Si iscrive all’Académie de la Grande-Chaumière che frequenta tra il 1922 e il 1925. Intanto, entra in contatto con l’arte neosumera, africana, precolombiana ed egizia, e con l’opera di Costantin Brancusi, Raymond Duchamp-Villon, Henri Laurens, Jacques Lipchitz, André Masson. Subisce il fascino del Cubismo per aderire poi al movimento surrealista con le sue libere associazioni erotico-poetiche. Nel 1930 espone con Jean Arp e Joan Mirò nella galleria di Pierre Loeb a Parigi. Conosce intellettuali come Aragon, Bataille, Leiris, Jean-Paul Sartre, Simone de Beauvoir, Samuel Beckett. Giacometti torna poi a dare preminenza alla figura umana; nelle opere di questo periodo sviluppa una ricerca quanto mai originale.

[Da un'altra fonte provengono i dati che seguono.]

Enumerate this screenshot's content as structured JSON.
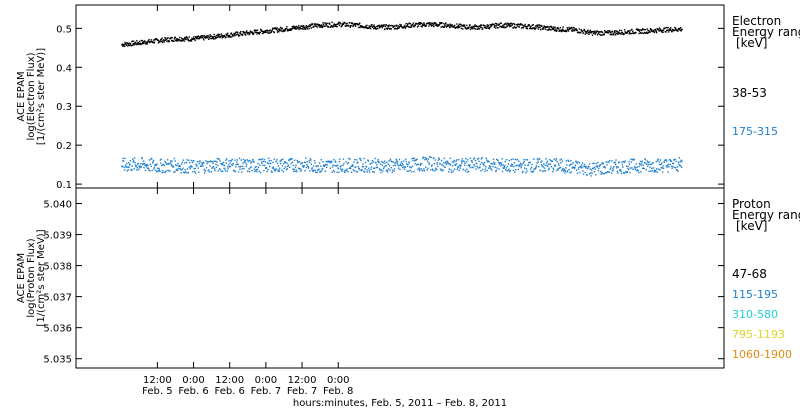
{
  "chart_data": [
    {
      "type": "scatter",
      "panel": "electron",
      "ylabel_lines": [
        "ACE EPAM",
        "log(Electron Flux)",
        "[1/(cm²s ster MeV)]"
      ],
      "yticks": [
        "0.1",
        "0.2",
        "0.3",
        "0.4",
        "0.5"
      ],
      "ylim": [
        0.09,
        0.56
      ],
      "legend_title": [
        "Electron",
        "Energy range",
        "[keV]"
      ],
      "series": [
        {
          "name": "38-53",
          "color": "#000000",
          "x": [
            0,
            6,
            12,
            18,
            24,
            30,
            36,
            42,
            48,
            54,
            60,
            66,
            72,
            78,
            84,
            90,
            96,
            102,
            108,
            114,
            120,
            126,
            132,
            138,
            144,
            150,
            156,
            162,
            168,
            174,
            180,
            186
          ],
          "values": [
            0.46,
            0.465,
            0.47,
            0.475,
            0.475,
            0.48,
            0.485,
            0.49,
            0.495,
            0.5,
            0.505,
            0.51,
            0.512,
            0.51,
            0.505,
            0.505,
            0.51,
            0.512,
            0.51,
            0.505,
            0.505,
            0.51,
            0.508,
            0.505,
            0.5,
            0.498,
            0.49,
            0.49,
            0.493,
            0.495,
            0.498,
            0.5
          ]
        },
        {
          "name": "175-315",
          "color": "#1f80d0",
          "x": [
            0,
            6,
            12,
            18,
            24,
            30,
            36,
            42,
            48,
            54,
            60,
            66,
            72,
            78,
            84,
            90,
            96,
            102,
            108,
            114,
            120,
            126,
            132,
            138,
            144,
            150,
            156,
            162,
            168,
            174,
            180,
            186
          ],
          "values": [
            0.15,
            0.152,
            0.148,
            0.15,
            0.145,
            0.15,
            0.152,
            0.148,
            0.15,
            0.15,
            0.152,
            0.148,
            0.15,
            0.15,
            0.15,
            0.148,
            0.15,
            0.155,
            0.15,
            0.15,
            0.152,
            0.15,
            0.148,
            0.15,
            0.15,
            0.145,
            0.14,
            0.145,
            0.148,
            0.15,
            0.15,
            0.152
          ]
        }
      ]
    },
    {
      "type": "scatter",
      "panel": "proton",
      "ylabel_lines": [
        "ACE EPAM",
        "log(Proton Flux)",
        "[1/(cm²s ster MeV)]"
      ],
      "yticks": [
        "5.035",
        "5.036",
        "5.037",
        "5.038",
        "5.039",
        "5.040"
      ],
      "ylim": [
        5.0347,
        5.0405
      ],
      "legend_title": [
        "Proton",
        "Energy range",
        "[keV]"
      ],
      "series": [
        {
          "name": "47-68",
          "color": "#000000",
          "x": [],
          "values": []
        },
        {
          "name": "115-195",
          "color": "#1f80d0",
          "x": [],
          "values": []
        },
        {
          "name": "310-580",
          "color": "#20d0d0",
          "x": [],
          "values": []
        },
        {
          "name": "795-1193",
          "color": "#d8d820",
          "x": [],
          "values": []
        },
        {
          "name": "1060-1900",
          "color": "#e08a10",
          "x": [],
          "values": []
        }
      ]
    }
  ],
  "xaxis": {
    "xlim_hours": [
      -15,
      200
    ],
    "ticks": [
      {
        "time": "12:00",
        "date": "Feb. 5",
        "hour": 12
      },
      {
        "time": "0:00",
        "date": "Feb. 6",
        "hour": 24
      },
      {
        "time": "12:00",
        "date": "Feb. 6",
        "hour": 36
      },
      {
        "time": "0:00",
        "date": "Feb. 7",
        "hour": 48
      },
      {
        "time": "12:00",
        "date": "Feb. 7",
        "hour": 60
      },
      {
        "time": "0:00",
        "date": "Feb. 8",
        "hour": 72
      }
    ],
    "title": "hours:minutes, Feb.  5, 2011 – Feb.  8, 2011"
  }
}
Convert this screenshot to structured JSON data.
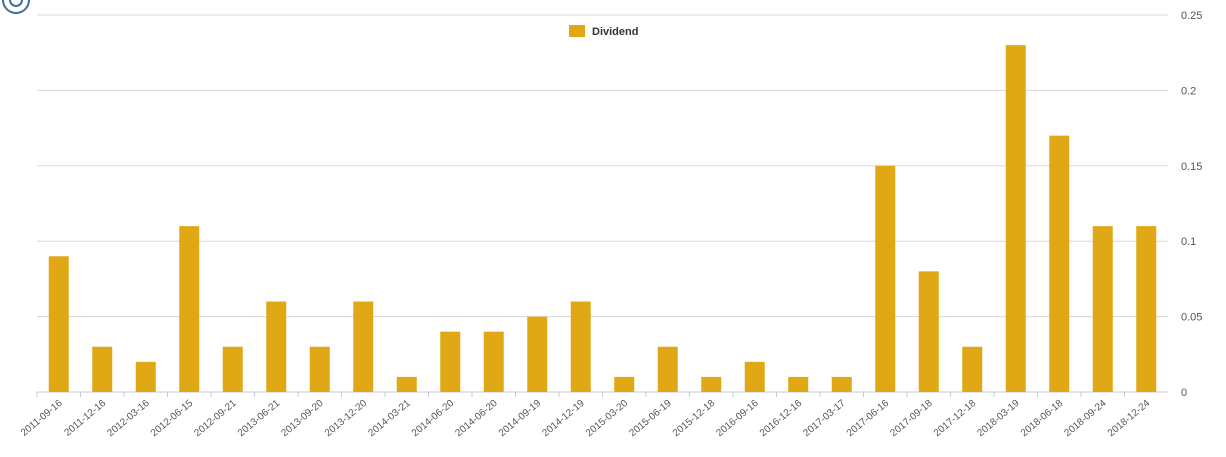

L’esistente gli si manifesta con una violenza che trova nell’essere umano la sua espressione più chiara determinando un rapporto inedito con spazio e tempo. Morirà nel 1966 a Coira.
La mostra è curata da Jean Soldini e Nicoletta Ossanna Cavadini. L’esposizione si avvale del prestito di importanti istituzioni, sia dell’omonima Fondazione di Parigi e di Zurigo, che della Graphische Sammlung della Nationalbibliothek di Berna, la Fondazione Maeght di Saint-Paul-de-Vence, il Museo di Coira e quello della Bregaglia, la Collezione Bertarelli di Milano e di collezionisti privati fra i quali si citano C.Gross, P. Forest ed E.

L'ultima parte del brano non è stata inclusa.